Old Hickory Mall
- Location: Jackson, Tennessee, United States
- Coordinates: 35°39′24″N 88°49′49″W﻿ / ﻿35.65658°N 88.83041°W
- Address: 2021 N. Highland Ave.
- Opening date: 1967
- Developer: Hewitt Tomlin Jr., Francis Tigrett
- Owner: CBL & Associates Properties
- No. of stores and services: 64
- No. of anchor tenants: 4 (2 open, 2 vacant)
- Total retail floor area: 542,475 sq ft (50,397.6 m^{2})
- No. of floors: 1 (2 in the former Macy's)
- Website: shopoldhickorymall.com

= Old Hickory Mall =

Old Hickory Mall is an enclosed shopping mall in Jackson, Tennessee. It is managed by CBL & Associates Properties. It opened as an open-air shopping center in 1967. The anchor stores are Belk and JCPenney; two other anchor spaces are vacant.

==History==
Old Hickory Mall opened in 1967. It was developed by Hewitt Pegues Tomlin, Jr. and his sister, Francess Tigrett. The mall included a branch of Kisber's, a department store that had been a downtown Jackson fixture since 1906. Around 1978, the mall was enclosed, and a new Kisber's department store was built behind the mall's original one.

In 1985, Richard E. Jacobs Group acquired the mall. By this point, the mall's anchors alongside Kisber's included Memphis-based Goldsmith's, and national retailers J. C. Penney and Sears. By 1996, Kisber's had become Belk.
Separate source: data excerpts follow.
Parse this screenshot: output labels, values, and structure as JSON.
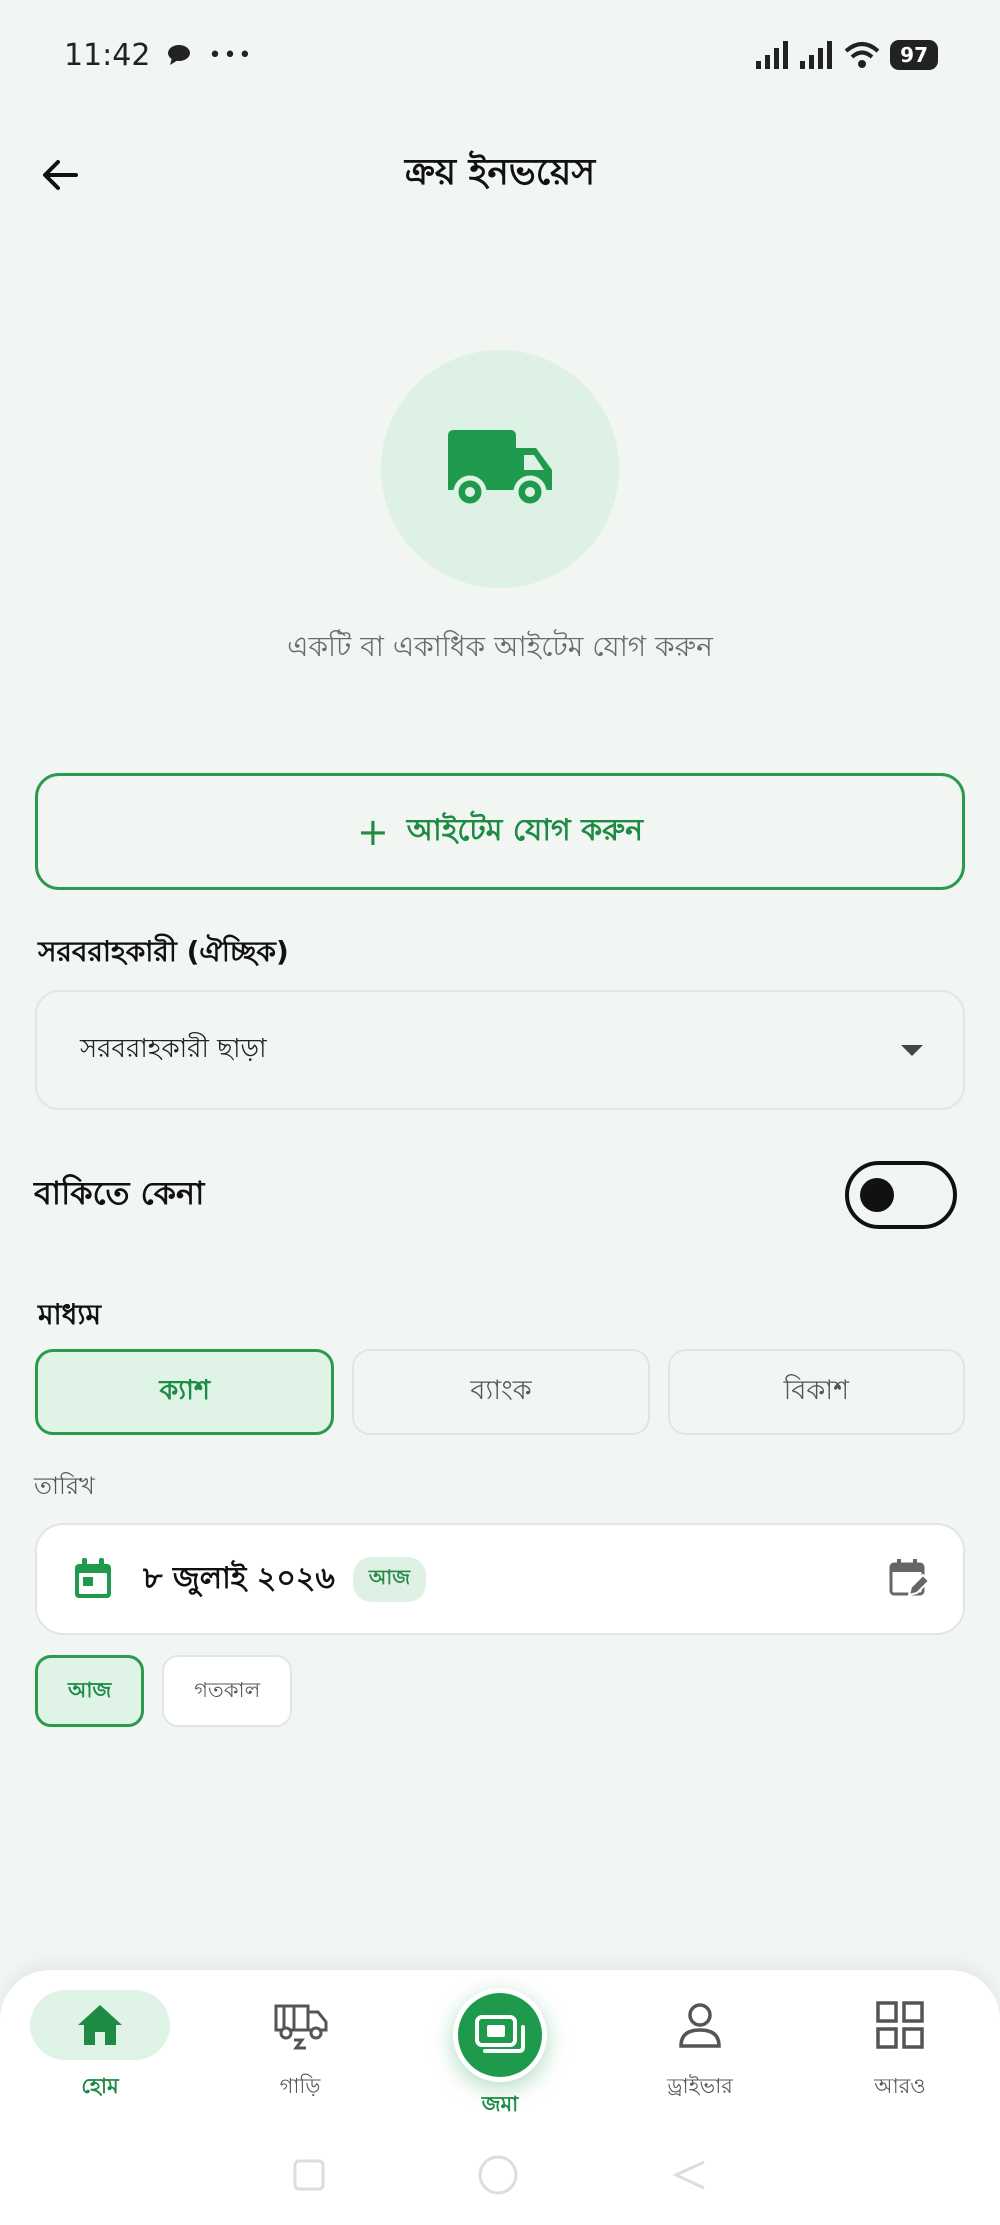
{
  "status_bar": {
    "time": "11:42",
    "dots": "•••",
    "battery": "97"
  },
  "header": {
    "title": "ক্রয় ইনভয়েস"
  },
  "hero": {
    "hint": "একটি বা একাধিক আইটেম যোগ করুন"
  },
  "add_item": {
    "plus": "+",
    "label": "আইটেম যোগ করুন"
  },
  "supplier": {
    "label": "সরবরাহকারী (ঐচ্ছিক)",
    "selected": "সরবরাহকারী ছাড়া"
  },
  "credit": {
    "label": "বাকিতে কেনা",
    "enabled": false
  },
  "method": {
    "label": "মাধ্যম",
    "options": [
      "ক্যাশ",
      "ব্যাংক",
      "বিকাশ"
    ],
    "selected": "ক্যাশ"
  },
  "date": {
    "label": "তারিখ",
    "value": "৮ জুলাই ২০২৬",
    "badge": "আজ",
    "quick": [
      "আজ",
      "গতকাল"
    ]
  },
  "bottom_nav": {
    "items": [
      "হোম",
      "গাড়ি",
      "জমা",
      "ড্রাইভার",
      "আরও"
    ],
    "active": "হোম"
  },
  "colors": {
    "accent": "#1f9a4c",
    "accent_light": "#dff4e6",
    "background": "#f1f6f3"
  }
}
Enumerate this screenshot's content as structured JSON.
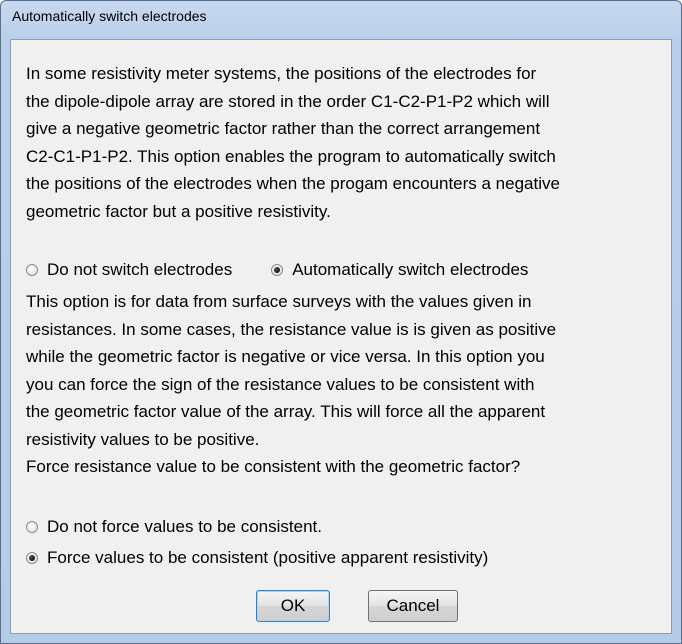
{
  "window": {
    "title": "Automatically switch electrodes"
  },
  "section1": {
    "lines": [
      "In some resistivity meter systems, the positions of the electrodes for",
      "the dipole-dipole array are stored in the order C1-C2-P1-P2 which will",
      "give a negative geometric factor rather than the correct arrangement",
      "C2-C1-P1-P2. This option enables the program to automatically switch",
      "the positions of the electrodes when the progam encounters a negative",
      "geometric factor but a positive resistivity."
    ]
  },
  "switch_options": {
    "option1": "Do not switch electrodes",
    "option2": "Automatically switch electrodes",
    "selected": "option2"
  },
  "section2": {
    "lines": [
      "This option is for data from surface surveys with the values given in",
      "resistances. In some cases, the resistance value is is given as positive",
      "while the geometric factor is negative or vice versa. In this option you",
      "you can force the sign of the resistance values to be consistent with",
      "the geometric factor value of the array. This will force all the apparent",
      "resistivity values to be positive.",
      "Force resistance value to be consistent with the geometric factor?"
    ]
  },
  "force_options": {
    "option1": "Do not force values to be consistent.",
    "option2": "Force values to be consistent (positive apparent resistivity)",
    "selected": "option2"
  },
  "buttons": {
    "ok_label": "OK",
    "cancel_label": "Cancel"
  }
}
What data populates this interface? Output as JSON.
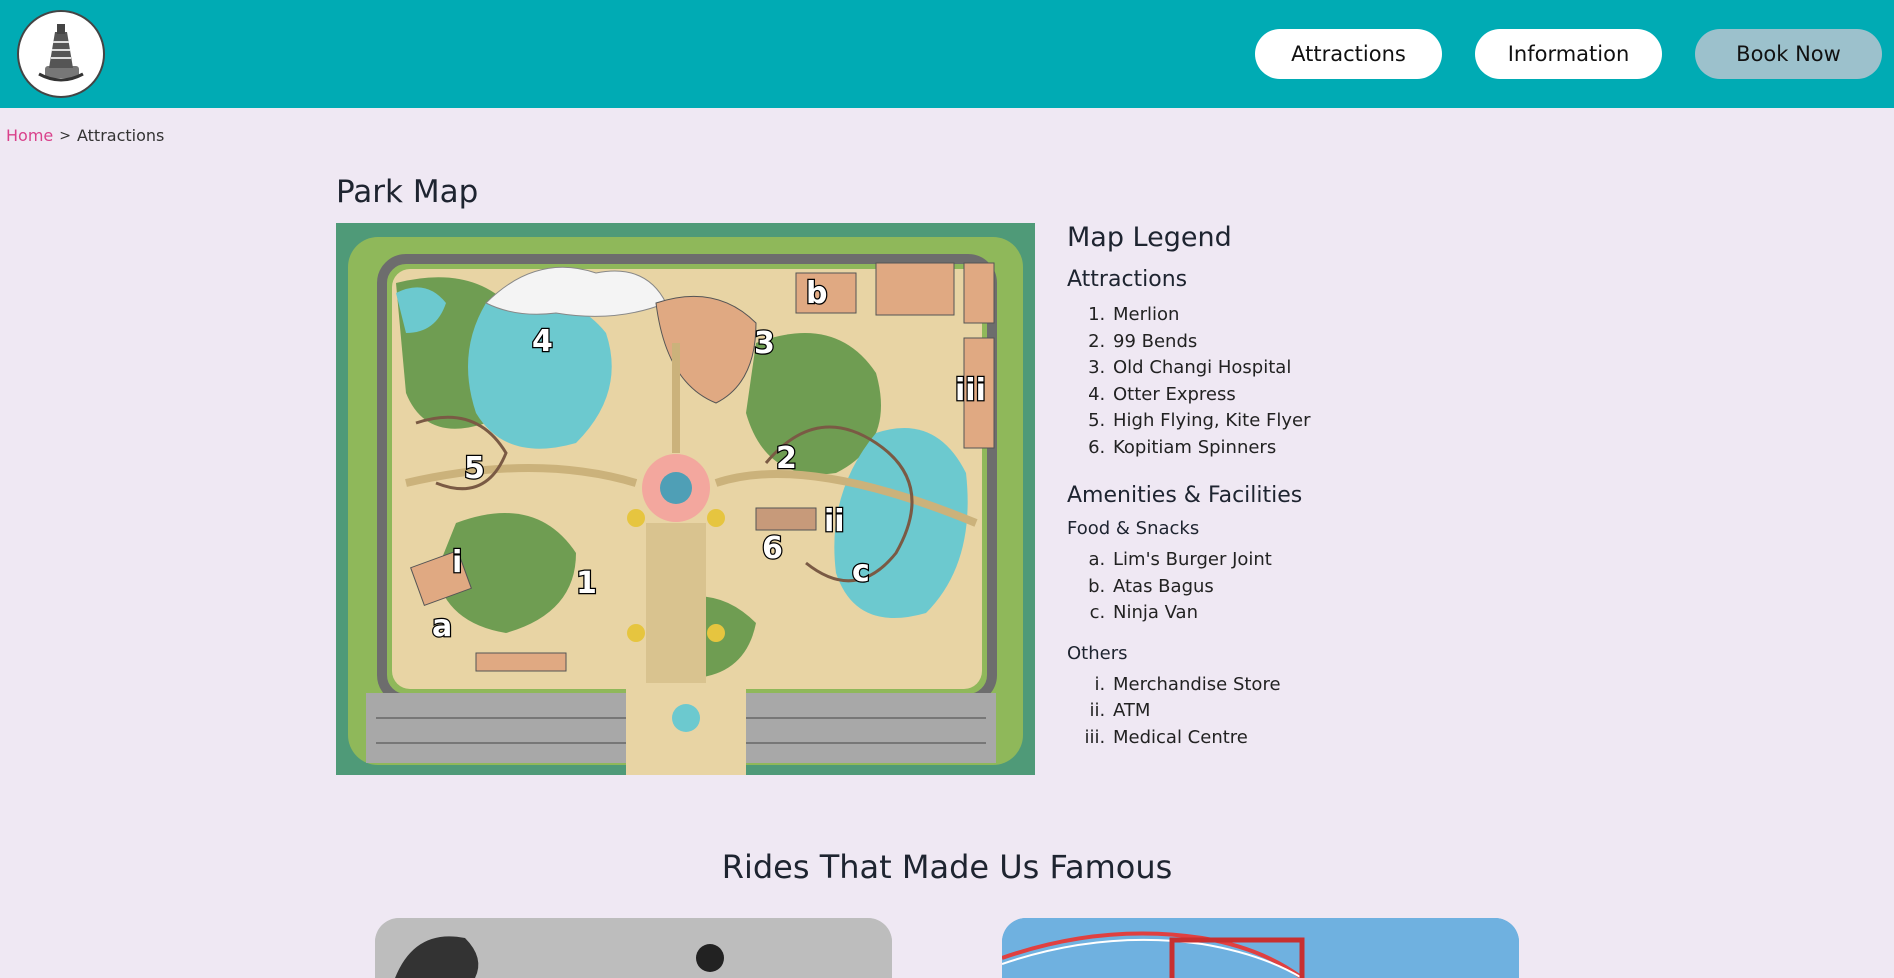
{
  "header": {
    "logo_icon": "ferris-tower-logo",
    "nav": {
      "attractions": "Attractions",
      "information": "Information",
      "book_now": "Book Now"
    },
    "colors": {
      "bar": "#00abb4",
      "button": "#ffffff",
      "book_button": "#9cc1cc"
    }
  },
  "breadcrumb": {
    "home": "Home",
    "separator": ">",
    "current": "Attractions"
  },
  "park_map": {
    "title": "Park Map",
    "markers": {
      "attractions": [
        "1",
        "2",
        "3",
        "4",
        "5",
        "6"
      ],
      "food": [
        "a",
        "b",
        "c"
      ],
      "others": [
        "i",
        "ii",
        "iii"
      ]
    }
  },
  "legend": {
    "title": "Map Legend",
    "attractions_title": "Attractions",
    "attractions": [
      "Merlion",
      "99 Bends",
      "Old Changi Hospital",
      "Otter Express",
      "High Flying, Kite Flyer",
      "Kopitiam Spinners"
    ],
    "amenities_title": "Amenities & Facilities",
    "food_title": "Food & Snacks",
    "food": [
      "Lim's Burger Joint",
      "Atas Bagus",
      "Ninja Van"
    ],
    "others_title": "Others",
    "others": [
      "Merchandise Store",
      "ATM",
      "Medical Centre"
    ]
  },
  "rides": {
    "title": "Rides That Made Us Famous"
  }
}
CBL & Associates Properties bought 21 malls from the Jacobs group in 2000, including Old Hickory. Changes that followed the CBL acquisition included an Abercrombie & Fitch store opening in 2003, displacing the food court; and a conversion of the mall's Goldsmith's store to Macy's in 2005. Despite the loss of the food court, as of 2013, there is a seating area and a handful of establishments to purchase food from.

On December 28, 2018, it was announced that Sears would be closing as part of a plan to close 80 stores nationwide; the store closed in March 2019.

On January 6, 2021, it was announced that Macy's would be closing that April as part of a plan to close 46 stores nationwide. Macy’s ended up shuttering its doors in March, a month early, leaving the Old Hickory Mall with only two of its four anchors remaining, Belk and JCPenney.